PROSITE documentation PDOC51657

(+)RNA virus helicase core domain profile

Helicases have been classified in 6 superfamilies (SF1-SF6) [1,2]. All of the proteins bind ATP and, consequently, all of them carry the classical Walker A (phosphate-binding loop or P-loop) (see <PDOC00017>) and Walker B (Mg2+-binding aspartic acid) motifs [1]. The two largest superfamilies, commonly referred to as SF1 and SF2 (see <PDOC51192>), share similar patterns of seven conserved sequence motifs, some of which are separated by long poorly conserved spacers [1]. Helicase motifs appear to be organized in a core domain which provides the catalytic function, whereas optional inserts and amino- and carboxy-terminal sequences may comprise distinct domains with diverse accessory roles. The helicase core contains two structural domains, an N-terminal ATP-binding domain and a C-terminal domain. Putative SF1 helicases are extremely widespread among positive-stranded (+)RNA viruses. They have been identified in a variety of plant virus families, as well as α- rubi-, arteri-, hepatitis E, and coronaviruses. A number of these viral enzymes have been implicated in diverse aspects of transcription and replication but also in RNA stability and cell-to-cell movement [3].

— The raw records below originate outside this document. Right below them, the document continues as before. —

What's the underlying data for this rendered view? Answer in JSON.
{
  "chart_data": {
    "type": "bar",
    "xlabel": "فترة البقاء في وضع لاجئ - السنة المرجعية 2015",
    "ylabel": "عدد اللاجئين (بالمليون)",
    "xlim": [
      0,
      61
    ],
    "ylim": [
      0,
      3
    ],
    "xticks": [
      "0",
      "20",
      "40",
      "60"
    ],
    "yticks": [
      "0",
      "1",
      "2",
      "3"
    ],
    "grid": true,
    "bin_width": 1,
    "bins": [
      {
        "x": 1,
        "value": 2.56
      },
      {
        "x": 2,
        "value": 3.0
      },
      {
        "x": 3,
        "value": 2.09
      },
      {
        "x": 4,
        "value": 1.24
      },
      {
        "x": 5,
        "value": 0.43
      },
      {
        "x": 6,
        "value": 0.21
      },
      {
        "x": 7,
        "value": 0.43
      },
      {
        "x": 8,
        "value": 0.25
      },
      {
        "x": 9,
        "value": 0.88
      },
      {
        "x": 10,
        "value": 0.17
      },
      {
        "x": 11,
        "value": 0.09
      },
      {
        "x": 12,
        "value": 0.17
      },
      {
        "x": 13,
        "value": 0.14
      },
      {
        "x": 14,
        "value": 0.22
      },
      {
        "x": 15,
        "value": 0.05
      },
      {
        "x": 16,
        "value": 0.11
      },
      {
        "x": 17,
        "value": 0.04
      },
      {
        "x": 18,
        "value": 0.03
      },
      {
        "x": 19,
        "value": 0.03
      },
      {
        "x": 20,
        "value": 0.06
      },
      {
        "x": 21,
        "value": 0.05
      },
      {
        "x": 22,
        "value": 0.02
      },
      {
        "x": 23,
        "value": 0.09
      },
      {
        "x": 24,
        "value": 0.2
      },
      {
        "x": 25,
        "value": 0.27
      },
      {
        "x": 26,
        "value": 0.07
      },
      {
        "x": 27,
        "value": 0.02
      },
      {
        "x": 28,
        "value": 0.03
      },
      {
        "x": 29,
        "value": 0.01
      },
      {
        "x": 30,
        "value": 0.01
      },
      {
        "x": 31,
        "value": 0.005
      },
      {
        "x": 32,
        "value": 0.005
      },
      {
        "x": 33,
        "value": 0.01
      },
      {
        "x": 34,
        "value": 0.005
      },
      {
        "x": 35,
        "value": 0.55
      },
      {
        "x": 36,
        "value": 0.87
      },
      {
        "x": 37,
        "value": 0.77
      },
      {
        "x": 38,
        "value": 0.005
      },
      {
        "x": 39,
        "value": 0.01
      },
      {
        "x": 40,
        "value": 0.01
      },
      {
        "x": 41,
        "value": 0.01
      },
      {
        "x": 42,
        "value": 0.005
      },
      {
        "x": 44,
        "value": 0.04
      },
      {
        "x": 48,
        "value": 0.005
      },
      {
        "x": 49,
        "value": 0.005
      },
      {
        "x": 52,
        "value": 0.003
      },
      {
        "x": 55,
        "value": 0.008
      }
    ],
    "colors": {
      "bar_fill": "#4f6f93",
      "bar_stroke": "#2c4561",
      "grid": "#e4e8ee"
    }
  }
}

The (+)RNA virus helicase core contains two RecA-like α/β domains (see <PDB:3VKW>). The N-terminal ATP-binding domain contains a parallel six-stranded β-sheet surrounded by four helices on one side and two helices on the other. The C-terminal domain contains a parallel four-stranded β-sheet sandwiched between two helices on each of its sides. The (+)RNA virus helicase core is likely to bind NTP in cleft between the N-terminus of the ATP-binding domain and the beginning of the C-terminal domain [2].

The profile we developed covers the entire (+)RNA virus helicase core.